In spite of our own sense of broader responsibility, financial institutions have until fairly recently been viewed simply in terms of their economic value to society – deploying capital to the real economy, managing risk, creating shareholder value, and contributing to the economy through jobs and taxes. Over more recent years, this narrow view of banks’ value has widened to consider social goods, such as financial inclusion, gender equality, environmental footprint, and combatting financial crime.
Over the last year in particular, banks the world over have been able to emphasise their social value by helping customers deal with the extraordinary personal and economic challenges presented by the coronavirus pandemic. In our case, this crisis has been characterised by two things: an even closer dialogue between our branches and their local customers, showing individual flexibility where it can ease an already difficult situation, and a careful focus on the mental and physical wellbeing of our employees, working together to create the right support, both large and small.
It now feels to me that we are on the cusp of the next substantial (and equally welcome) widening of this compass of value, as banks - including ours - take up the challenge of supporting their customers to recognise, mitigate and adapt to the physical risks of climate change, and to pivot their business models to prosper in a net zero economy. By fulfilling this vital role in the world’s collective response to climate change, I believe that banks can demonstrate a whole new level of stakeholder value, far beyond the narrow economic focus that has characterised the sector historically.

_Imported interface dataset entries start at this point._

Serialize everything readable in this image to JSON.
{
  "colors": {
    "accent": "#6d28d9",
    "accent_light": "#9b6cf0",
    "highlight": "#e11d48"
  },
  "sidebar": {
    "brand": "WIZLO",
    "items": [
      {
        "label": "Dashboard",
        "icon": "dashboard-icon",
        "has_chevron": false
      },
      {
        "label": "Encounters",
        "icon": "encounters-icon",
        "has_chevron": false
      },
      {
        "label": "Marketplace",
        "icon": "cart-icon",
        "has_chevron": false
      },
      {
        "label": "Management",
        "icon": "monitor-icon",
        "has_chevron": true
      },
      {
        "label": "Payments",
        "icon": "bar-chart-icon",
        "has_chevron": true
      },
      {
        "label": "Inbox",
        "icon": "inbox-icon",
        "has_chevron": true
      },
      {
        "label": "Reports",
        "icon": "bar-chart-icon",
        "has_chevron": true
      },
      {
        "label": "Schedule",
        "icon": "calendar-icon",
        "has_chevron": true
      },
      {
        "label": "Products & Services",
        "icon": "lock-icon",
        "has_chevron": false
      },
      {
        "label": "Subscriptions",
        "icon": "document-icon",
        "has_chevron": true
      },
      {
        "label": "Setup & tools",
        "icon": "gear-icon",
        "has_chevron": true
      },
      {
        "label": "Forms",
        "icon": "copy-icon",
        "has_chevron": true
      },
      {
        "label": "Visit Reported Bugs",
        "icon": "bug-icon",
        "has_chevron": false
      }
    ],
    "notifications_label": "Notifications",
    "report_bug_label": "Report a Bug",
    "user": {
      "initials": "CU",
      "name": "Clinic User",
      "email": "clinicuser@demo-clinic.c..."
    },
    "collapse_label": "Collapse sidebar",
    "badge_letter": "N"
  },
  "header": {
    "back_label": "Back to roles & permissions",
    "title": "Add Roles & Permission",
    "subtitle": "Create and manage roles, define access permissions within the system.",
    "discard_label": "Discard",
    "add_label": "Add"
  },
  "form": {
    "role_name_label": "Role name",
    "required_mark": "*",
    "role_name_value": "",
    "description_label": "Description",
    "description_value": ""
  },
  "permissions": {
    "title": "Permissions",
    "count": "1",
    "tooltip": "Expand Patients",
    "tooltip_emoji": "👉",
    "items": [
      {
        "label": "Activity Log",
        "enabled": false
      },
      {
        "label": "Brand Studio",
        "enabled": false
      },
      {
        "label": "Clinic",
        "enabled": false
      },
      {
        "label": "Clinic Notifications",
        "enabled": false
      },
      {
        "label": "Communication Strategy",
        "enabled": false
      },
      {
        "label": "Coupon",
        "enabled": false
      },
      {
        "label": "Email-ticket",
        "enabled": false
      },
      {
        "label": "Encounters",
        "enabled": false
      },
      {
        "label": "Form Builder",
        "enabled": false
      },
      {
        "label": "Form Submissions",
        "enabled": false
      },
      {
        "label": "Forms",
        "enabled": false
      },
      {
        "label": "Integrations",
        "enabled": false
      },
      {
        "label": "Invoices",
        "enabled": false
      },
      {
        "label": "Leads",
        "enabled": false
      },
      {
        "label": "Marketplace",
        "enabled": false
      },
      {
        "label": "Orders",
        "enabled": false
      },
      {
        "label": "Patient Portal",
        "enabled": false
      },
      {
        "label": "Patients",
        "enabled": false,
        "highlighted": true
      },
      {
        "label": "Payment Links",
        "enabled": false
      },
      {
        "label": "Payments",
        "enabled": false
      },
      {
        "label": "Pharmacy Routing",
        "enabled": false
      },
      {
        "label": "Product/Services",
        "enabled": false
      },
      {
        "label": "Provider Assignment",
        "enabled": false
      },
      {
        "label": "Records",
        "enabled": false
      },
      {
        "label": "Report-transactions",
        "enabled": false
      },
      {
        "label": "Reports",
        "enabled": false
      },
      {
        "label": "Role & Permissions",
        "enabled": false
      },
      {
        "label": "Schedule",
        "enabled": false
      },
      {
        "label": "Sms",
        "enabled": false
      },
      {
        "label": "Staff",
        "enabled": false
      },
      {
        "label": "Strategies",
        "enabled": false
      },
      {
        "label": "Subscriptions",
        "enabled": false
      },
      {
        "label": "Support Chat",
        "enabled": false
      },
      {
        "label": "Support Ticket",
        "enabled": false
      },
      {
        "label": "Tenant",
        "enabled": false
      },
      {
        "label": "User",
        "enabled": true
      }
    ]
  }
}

Nevertheless, in their latest book Humanocracy, the renowned management thinkers Gary Hamel and Michele Zanini highlight some trade-offs still commonly seen as being impossible for banks to avoid. Trade-offs such as achieving consistently strong growth versus maintaining low risk, or delivering personal customer service versus maintaining cost control.
Hamel and Zanini go on to describe Handelsbanken as one example of a bank that has overcome “the curse of either/or thinking”, creating a model that delivers value to its shareholders precisely because it delivers value to its customers, employees and various other stakeholders. The key, they argue, lies as much in those industry-standard features we choose not to adopt – for instance absolute goals, top down targets, or financial incentives – as in the values and operating principles I have just summarised.
All I can say is that, having worked almost my whole career in Handelsbanken, across different countries and parts of the bank, the kind of either/or thinking Humanocracy highlights is indeed anathema to us. Time and again, we find no paradox in striving for high levels of customer and employee satisfaction, controlling costs, keeping risks low, playing an active, responsible role in our communities, and achieving a healthy financial performance. Quite the contrary, these outcomes serve to reinforce each other in various quite natural ways.
To sum up, although we have long been steered by a sense of responsibility to those we can impact through our operations, I cannot say for sure whether we are, or are not, a ‘stakeholder company’ by any firm definition. Instead, those more expert in this field can perhaps reach their own conclusions, either based on this brief description of our model, or – far better – on first-hand experience of being a Handelsbanken stakeholder one way or another.